Society has always been receptive to buying any remedy for sleeplessness, and the easiest marketing, with the least amount of personal responsibility, has come from chemical compounds that induce sleep quickly, called hypnotics or sedatives. Under a doctor’s suggestion or orders, people will take these types of drugs without being overly concerned about how long the effects may last, or the synergistic effects (meaning how the drug, when combined with other drugs, commonly alcohol, will cause a multiplying of its effects and can cause death), or whether they may be addicting. In the case of barbiturates, they are very addicting and cause many undesirable side effects and are considered a Schedule II pharmaceutical, which is equal to the most dangerous and addicting drugs that are allowed to be prescribed in the U.S.

Barbiturates could be considered the first of the psychiatric medications. Before the development of these drugs, psychiatrists did use chloral hydrate and other such drugs to induce sleep, but with the introduction of barbiturates, psychiatrist began using the drugs intravenously to “help” overcome inhibitions and facilitate their treatment.
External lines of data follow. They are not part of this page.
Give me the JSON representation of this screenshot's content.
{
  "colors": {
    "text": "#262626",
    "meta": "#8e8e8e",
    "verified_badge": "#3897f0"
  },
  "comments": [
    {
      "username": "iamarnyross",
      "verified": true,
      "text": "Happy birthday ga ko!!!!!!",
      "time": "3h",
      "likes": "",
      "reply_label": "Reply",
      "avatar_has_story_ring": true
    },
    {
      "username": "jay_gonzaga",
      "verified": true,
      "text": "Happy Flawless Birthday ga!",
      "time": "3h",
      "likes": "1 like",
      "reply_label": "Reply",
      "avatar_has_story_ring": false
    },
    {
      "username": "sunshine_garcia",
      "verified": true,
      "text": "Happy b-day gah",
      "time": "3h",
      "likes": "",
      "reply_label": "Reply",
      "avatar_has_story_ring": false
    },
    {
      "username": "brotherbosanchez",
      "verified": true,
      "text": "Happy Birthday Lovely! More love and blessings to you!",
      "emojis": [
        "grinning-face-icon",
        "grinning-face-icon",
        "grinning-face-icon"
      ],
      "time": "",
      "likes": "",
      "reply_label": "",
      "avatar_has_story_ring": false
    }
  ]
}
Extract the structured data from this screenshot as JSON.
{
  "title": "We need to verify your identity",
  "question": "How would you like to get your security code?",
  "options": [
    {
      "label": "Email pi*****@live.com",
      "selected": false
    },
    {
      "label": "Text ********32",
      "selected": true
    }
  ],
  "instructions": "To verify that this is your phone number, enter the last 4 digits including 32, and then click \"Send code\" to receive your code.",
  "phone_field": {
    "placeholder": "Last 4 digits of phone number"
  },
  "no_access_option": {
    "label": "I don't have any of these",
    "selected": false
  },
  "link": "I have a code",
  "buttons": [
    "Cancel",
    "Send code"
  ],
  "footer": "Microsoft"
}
Since that time, it has been recognized that drugging feelings is not sustainable treatment but only masks underlying causes.

In viewing the history of barbiturates, it is easy to see the progression of pharmaceutical companies offering drugs that elicit responses in humans that relieve them of any responsibility for handling their own emotions and feelings. Barbiturates were among the drugs that led to a generation of serious drug abusers in the “beat” generation of the 1950s and the “hippie” generation of the late 1960s. Many of those who used these drugs were sold on the idea that life can be better through chemistry. The truth is that there are no chemical shortcuts. For an individual to recover from drug dependency requires them to learn or relearn to be fully responsible for their own lives rather than looking to drugs to absolve them of responsibility.